After seeking asylum in England following attacks on their restaurant in India, the Kadam family drives on to find where to settle next. When brakes break just outside a small town in France, the family is rescued by a lovely (in looks and personality) girl who just happens to be a sous chef (Quebec’s own Charlotte Le Bon). Upon their way into town, a dilapidated old restaurant, overgrown with greenery and dust catches the papa’s eye. Papa (played by Om Puri) sees beyond the crumbles and declares it their new home, a place for his naturally epicuriously talented son Hassan (Manish Dayal) to blossom. Trouble is, right across the street (literally 100 feet away) lays a classical French restaurant boasting a Michelin star. The restaurateur (Helen Mirren), is not about to welcome competition so she digs her heels in and readies herself for battle.
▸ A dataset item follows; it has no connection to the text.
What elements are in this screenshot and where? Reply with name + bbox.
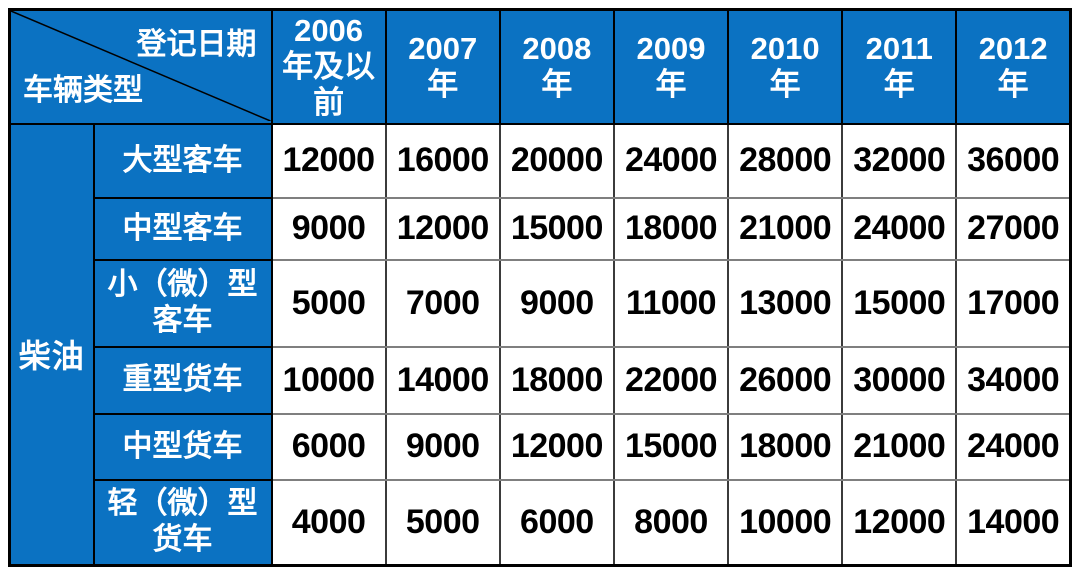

Through the tensions and rivalry, there is the underlying mutual love of cooking, the budding young love of two ambitious chefs, and xenophobic undercurrents. While heavy topics are brushed upon, the film remains light and comes complete with a nicely wrapped happy ending.
With director of Chocolat Lasse Hallström at the helm I’d expected more from the food portion of the film. There was more produce porn than tantalizing dish pics. Shots of the markets were beautiful, but almost too perfect to feel real. I was a little disappointed that the food portions lacked sensuality. See The Hundred-Foot Jounrey for the story, for the food section left me wanting, not hungry.